Likely, unless you’re an Essential, you’re living similar to me. Sitting at home doing stupid shit and trying to pass the time while the world crumbles around you.

I’ve joined billions of others and allowed Tik Tok to enter my life. I spent a ridiculous amount on Doordash getting daily Cheesecake Factory deliveries. I redecorated my house and dyed my hair yellow. And this was all in Day 1 of Quarantine.

But something has remained constant – online dating.

If you got a boo during these unprecedented times, count yourself lucky. I wanna have midday boot knocking sessions and bitch at him about how he leaves the toilet seat up. Cuddle up and watch Netflix with a plate of bacon and yell about where he misplaced my butt plug, you know, cute shit like that.

But all is not lost.

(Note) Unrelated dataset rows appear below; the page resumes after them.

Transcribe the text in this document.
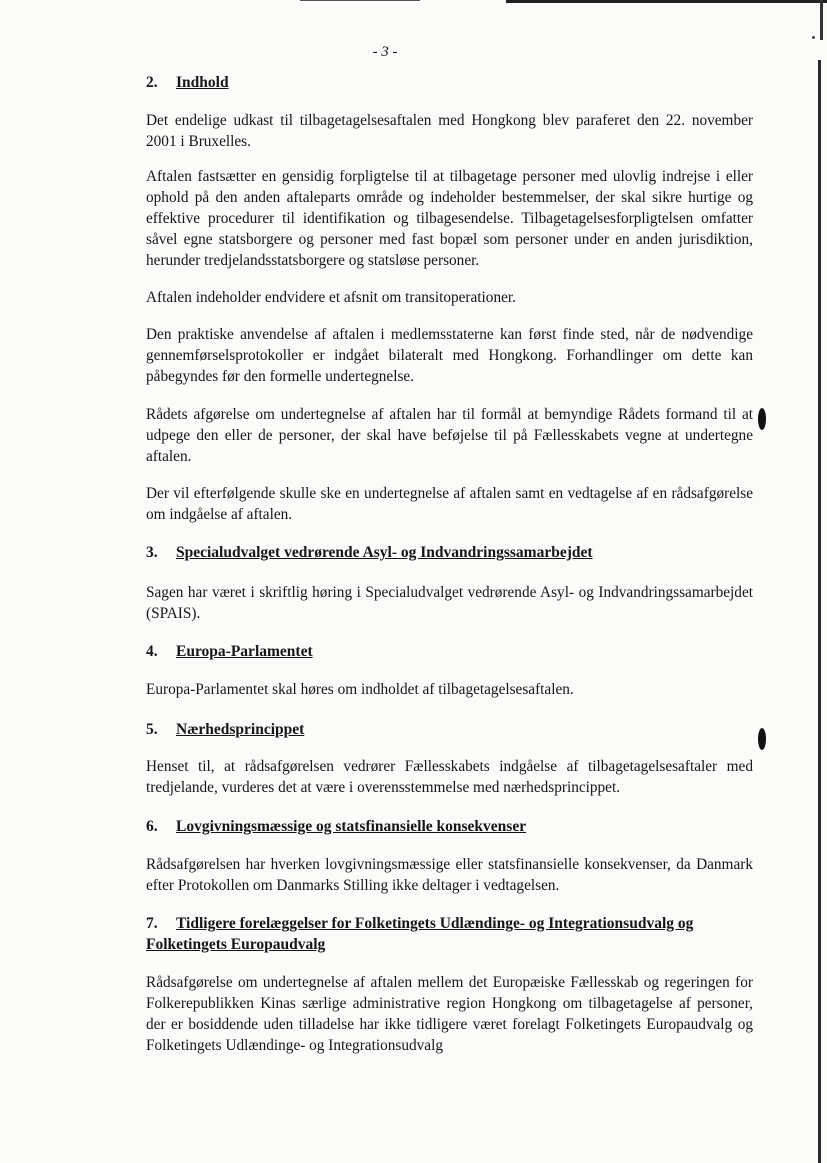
- 3 -
2. Indhold
Det endelige udkast til tilbagetagelsesaftalen med Hongkong blev paraferet den 22. november 2001 i Bruxelles.
Aftalen fastsætter en gensidig forpligtelse til at tilbagetage personer med ulovlig indrejse i eller ophold på den anden aftaleparts område og indeholder bestemmelser, der skal sikre hurtige og effektive procedurer til identifikation og tilbagesendelse. Tilbagetagelsesforpligtelsen omfatter såvel egne statsborgere og personer med fast bopæl som personer under en anden jurisdiktion, herunder tredjelandsstatsborgere og statsløse personer.
Aftalen indeholder endvidere et afsnit om transitoperationer.
Den praktiske anvendelse af aftalen i medlemsstaterne kan først finde sted, når de nødvendige gennemførselsprotokoller er indgået bilateralt med Hongkong. Forhandlinger om dette kan påbegyndes før den formelle undertegnelse.
Rådets afgørelse om undertegnelse af aftalen har til formål at bemyndige Rådets formand til at udpege den eller de personer, der skal have beføjelse til på Fællesskabets vegne at undertegne aftalen.
Der vil efterfølgende skulle ske en undertegnelse af aftalen samt en vedtagelse af en rådsafgørelse om indgåelse af aftalen.
3. Specialudvalget vedrørende Asyl- og Indvandringssamarbejdet
Sagen har været i skriftlig høring i Specialudvalget vedrørende Asyl- og Indvandringssamarbejdet (SPAIS).
4. Europa-Parlamentet
Europa-Parlamentet skal høres om indholdet af tilbagetagelsesaftalen.
5. Nærhedsprincippet
Henset til, at rådsafgørelsen vedrører Fællesskabets indgåelse af tilbagetagelsesaftaler med tredjelande, vurderes det at være i overensstemmelse med nærhedsprincippet.
6. Lovgivningsmæssige og statsfinansielle konsekvenser
Rådsafgørelsen har hverken lovgivningsmæssige eller statsfinansielle konsekvenser, da Danmark efter Protokollen om Danmarks Stilling ikke deltager i vedtagelsen.
7. Tidligere forelæggelser for Folketingets Udlændinge- og Integrationsudvalg og Folketingets Europaudvalg
Rådsafgørelse om undertegnelse af aftalen mellem det Europæiske Fællesskab og regeringen for Folkerepublikken Kinas særlige administrative region Hongkong om tilbagetagelse af personer, der er bosiddende uden tilladelse har ikke tidligere været forelagt Folketingets Europaudvalg og Folketingets Udlændinge- og Integrationsudvalg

I’m a creative personality and I’m taking this quarantine time to start exploring the logistics of short-term-long-distance dating. I’m a horndog but that is probably about 10% of what is important to me when it comes to dating. This new Quarantine Dating Scene is forcing conversations and phone calls. And I don’t hate it.

As always, I’m on my old faithful Tinder during these turbulent times, but let’s talk about the surprising front runner for matchmaking and lovemaking in the digital age. My Facebook profile.

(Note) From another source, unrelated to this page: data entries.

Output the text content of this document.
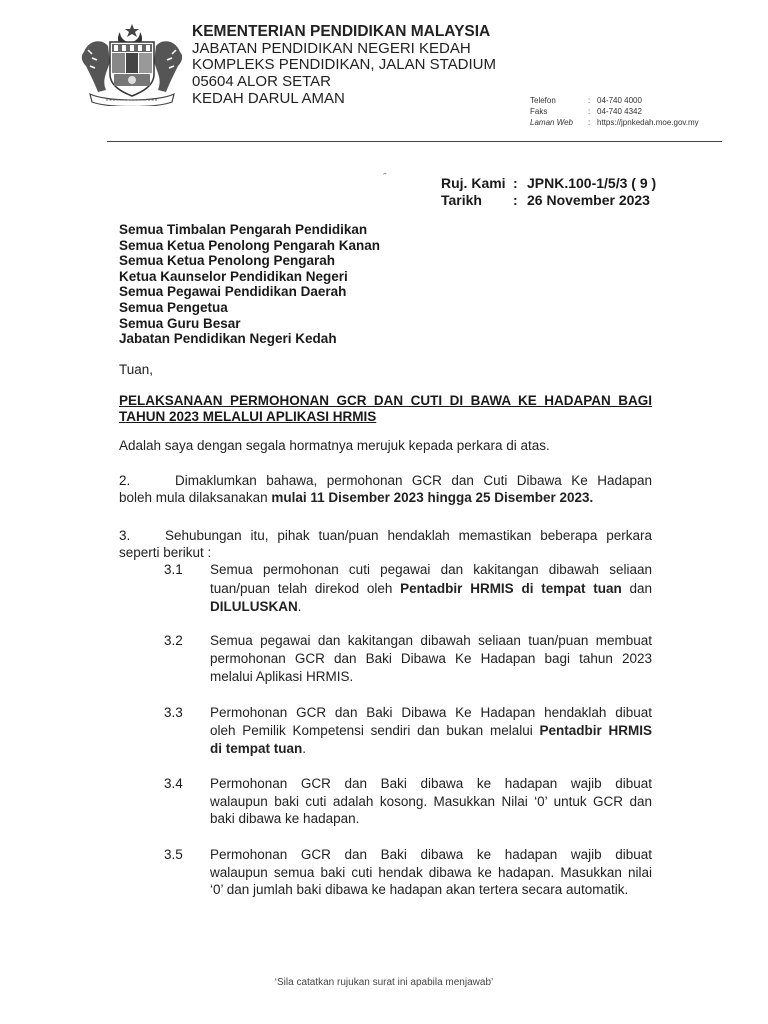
KEMENTERIAN PENDIDIKAN MALAYSIA
JABATAN PENDIDIKAN NEGERI KEDAH
KOMPLEKS PENDIDIKAN, JALAN STADIUM
05604 ALOR SETAR
KEDAH DARUL AMAN	Telefon	: 04-740 4000
Faks	: 04-740 4342
Laman Web	: https://jpnkedah.moe.gov.my
˝	Ruj. Kami : JPNK.100-1/5/3 ( 9 )
Tarikh	: 26 November 2023
Semua Timbalan Pengarah Pendidikan
Semua Ketua Penolong Pengarah Kanan
Semua Ketua Penolong Pengarah
Ketua Kaunselor Pendidikan Negeri
Semua Pegawai Pendidikan Daerah
Semua Pengetua
Semua Guru Besar
Jabatan Pendidikan Negeri Kedah
Tuan,
PELAKSANAAN PERMOHONAN GCR DAN CUTI DI BAWA KE HADAPAN BAGI
TAHUN 2023 MELALUI APLIKASI HRMIS
Adalah saya dengan segala hormatnya merujuk kepada perkara di atas.
2.	Dimaklumkan bahawa, permohonan GCR dan Cuti Dibawa Ke Hadapan
boleh mula dilaksanakan mulai 11 Disember 2023 hingga 25 Disember 2023.
3.	Sehubungan itu, pihak tuan/puan hendaklah memastikan beberapa perkara
seperti berikut :
3.1 Semua permohonan cuti pegawai dan kakitangan dibawah seliaan
tuan/puan telah direkod oleh Pentadbir HRMIS di tempat tuan dan
DILULUSKAN.
3.2 Semua pegawai dan kakitangan dibawah seliaan tuan/puan membuat
permohonan GCR dan Baki Dibawa Ke Hadapan bagi tahun 2023
melalui Aplikasi HRMIS.
3.3 Permohonan GCR dan Baki Dibawa Ke Hadapan hendaklah dibuat
oleh Pemilik Kompetensi sendiri dan bukan melalui Pentadbir HRMIS
di tempat tuan.
3.4 Permohonan GCR dan Baki dibawa ke hadapan wajib dibuat
walaupun baki cuti adalah kosong. Masukkan Nilai ‘0’ untuk GCR dan
baki dibawa ke hadapan.
3.5 Permohonan GCR dan Baki dibawa ke hadapan wajib dibuat
walaupun semua baki cuti hendak dibawa ke hadapan. Masukkan nilai
‘0’ dan jumlah baki dibawa ke hadapan akan tertera secara automatik.
‘Sila catatkan rujukan surat ini apabila menjawab’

Something about everybody being home has forced an obscene amount of social media time and a lack of fear. I’ve never had a lit inbox of men on my ass. For the entirety of my social media career, my inbox has remained dry. I had no complaints, I avoided getting 5,000 friend requests and unsolicited dicks. But loneliness and the need for human contact has forced the secret crushes people have had into the sunlight.

I’ve had conversations this week. Men reaching out for real conversations, even if it is typed over a screen or spoken through fuzzy zoom video meeting to make it through the monotony of endless days.

We’ve discussed dreams, fears, the future, favorite foods, recipes and pets. I’ve talked religion, love, family and money — with perfect strangers. Who would thought isolation would force connection? When the lack of physical touch exists, survival forces a bounty of new possibilities.

I like it y’all. I like it a lot.

I almost loathe for it to end. While it may produce future hilarious content for you all to enjoy with unromantic solicitations for sex and my comebacks, I still desire to have love. I’m afraid opening back outside will revert these new meaningful conversations right back into meaningless discourse.

Forced isolation, while miserable as fuck, has produced some beautiful things.

Anyway, stay safe family. I’ll be back tomorrow with another soliloquy.